There are, however, two primary problems with evaluating such data. First is the question of how long a well should produce in order to provide enough data to assess performance. That, Langford said, is the hard part. Six months, he said, are better than three, and nine months are better than six, but he added that it is essentially a matter of how confident one is in making decisions based on a certain set of data. “It’s about a confidence level. The longer you have production, the more confidence you have in your decision.” Personally, Langford said, he likes to have at least 12 months of data before making decisions about going to full-field development.
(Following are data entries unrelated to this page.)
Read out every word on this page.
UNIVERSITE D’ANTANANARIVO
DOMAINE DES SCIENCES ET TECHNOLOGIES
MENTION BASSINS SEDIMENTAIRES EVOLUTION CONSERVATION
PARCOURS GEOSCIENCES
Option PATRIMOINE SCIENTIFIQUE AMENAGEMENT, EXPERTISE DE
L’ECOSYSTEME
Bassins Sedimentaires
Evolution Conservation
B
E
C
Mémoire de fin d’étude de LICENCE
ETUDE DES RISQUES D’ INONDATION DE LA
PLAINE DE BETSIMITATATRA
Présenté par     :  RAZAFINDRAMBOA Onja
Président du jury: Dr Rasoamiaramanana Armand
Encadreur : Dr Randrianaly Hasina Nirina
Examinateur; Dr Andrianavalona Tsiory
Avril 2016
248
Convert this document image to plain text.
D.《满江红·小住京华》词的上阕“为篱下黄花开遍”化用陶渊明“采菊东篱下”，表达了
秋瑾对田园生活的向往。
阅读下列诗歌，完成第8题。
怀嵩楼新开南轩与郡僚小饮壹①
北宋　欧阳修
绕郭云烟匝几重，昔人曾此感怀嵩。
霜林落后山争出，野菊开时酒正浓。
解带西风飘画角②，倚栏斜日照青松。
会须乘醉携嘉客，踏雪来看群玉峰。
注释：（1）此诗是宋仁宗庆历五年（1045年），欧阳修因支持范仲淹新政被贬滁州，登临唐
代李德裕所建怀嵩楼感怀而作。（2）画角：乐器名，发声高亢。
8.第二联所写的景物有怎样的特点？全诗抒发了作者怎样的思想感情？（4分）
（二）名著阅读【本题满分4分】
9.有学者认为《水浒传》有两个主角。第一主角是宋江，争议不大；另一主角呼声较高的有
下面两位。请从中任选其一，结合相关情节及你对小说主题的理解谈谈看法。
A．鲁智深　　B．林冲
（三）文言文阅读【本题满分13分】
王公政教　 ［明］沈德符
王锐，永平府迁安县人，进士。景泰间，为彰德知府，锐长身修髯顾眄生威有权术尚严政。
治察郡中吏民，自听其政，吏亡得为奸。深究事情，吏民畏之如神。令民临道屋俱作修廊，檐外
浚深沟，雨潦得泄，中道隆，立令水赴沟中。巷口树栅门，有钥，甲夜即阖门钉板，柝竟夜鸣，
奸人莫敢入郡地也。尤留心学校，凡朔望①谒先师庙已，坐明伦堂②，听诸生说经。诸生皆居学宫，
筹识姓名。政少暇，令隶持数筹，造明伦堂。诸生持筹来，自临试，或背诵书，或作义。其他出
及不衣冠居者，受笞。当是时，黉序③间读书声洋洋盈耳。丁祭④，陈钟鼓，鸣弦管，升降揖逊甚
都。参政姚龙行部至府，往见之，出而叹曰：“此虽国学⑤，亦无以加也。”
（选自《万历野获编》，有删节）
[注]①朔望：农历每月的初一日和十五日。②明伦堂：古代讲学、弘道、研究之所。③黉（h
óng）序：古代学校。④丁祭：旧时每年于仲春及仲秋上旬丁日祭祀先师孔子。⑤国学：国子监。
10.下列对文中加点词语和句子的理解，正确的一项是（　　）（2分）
The second question is whether the positive slickwater results from one or a few wells are enough to justify applying slickwater versus gel fracks over a larger area of development. Because of the longer frack lengths, Langford said fewer wells may be needed to develop a given spacing unit, and if too many slickwater wells are drilled, the chance of well communication increases. When the broader economics are considered, the matter gets more complicated. “Is it three-well spacing or is four-well spacing required on slickwater, and what does that look like on the economics compared to a four-well gel frack job?”

Extrapolation of data over a full area of development is ultimately the key for Statoil in its decision-making process. And while Langford is optimistic about slickwater fracks, he is also cautious.

“I think we’ve got a good chance that that technique’s going to work in some areas but we just have to look — before we make a mass change — look and see what a full unit development looks like, what do the economics look like, what the recovery factors look like?”

Statoil has been conducting its slickwater experiments over the last 12 to 18 months, and Langford expects that within the next year he’ll have a better idea as to where and how well slickwater will work for the company’s Williston Basin operations.

Organizing data

On a related matter, because the frack methods perform differently in different areas, Langford said Statoil breaks performance data into a variety of subgroups within different counties. That allows Statoil to make direct, apples-to-apples comparisons, not only with its own data but with data from other operators. That process, Langford said, is essential, and noted that farther west into eastern Montana the quality of the basin deteriorates. “So you’ve got to break that down into multiple areas as you move west,” he said. “But you know, your hope is to continue to figure out ways in completion techniques that make those areas economic or more economic.”

Optimum frack stages

Statoil has been experimenting not only with slickwater, but also more generally with various numbers of frack stages.

Langford said Statoil has found that 30 to 32 stages using the plug-and-perf method are optimal and that any number beyond that range is not adding much value to the economic performance of a well. “We early-on drove those frack stages way up beyond where anybody ever dreamt and people used to say we were doing too many. And really we ultimately did, but that’s what we were trying to find,” he said, adding that “We think 40 stages using plug-and-perf is too many — 30 to 32 stages is what you should be planning.”

Increasing proppant

Statoil has also been experimenting with increased proppant loads, which Langford said has resulted in increased estimated ultimate recoveries, EURs, because of greater complexity in the fractures near the well bore but not much more frack length as seen by microseismic data. Traditionally Statoil has used nearly exclusively ceramic proppant, except for some 40/70 white sand that it has used as a fluid-loss additive, and a scouring additive, but Langford added that “it doesn’t add to the conductivity and the productivity of the well.”

Statoil philosophy

Statoil’s meticulous and systematic approach to frack experimentation is nothing new for the company. “It’s the same approach we’ve had since day one,” Langford said. “We don’t want to change too many variables and we don’t want to jump out and change what we’re doing that we know works too quickly because you make mistakes.”

And Langford said keeping an open mind is equally as important. “I think our job is to always be open and look for techniques that are better. And right now in certain areas I think slickwater is very promising.”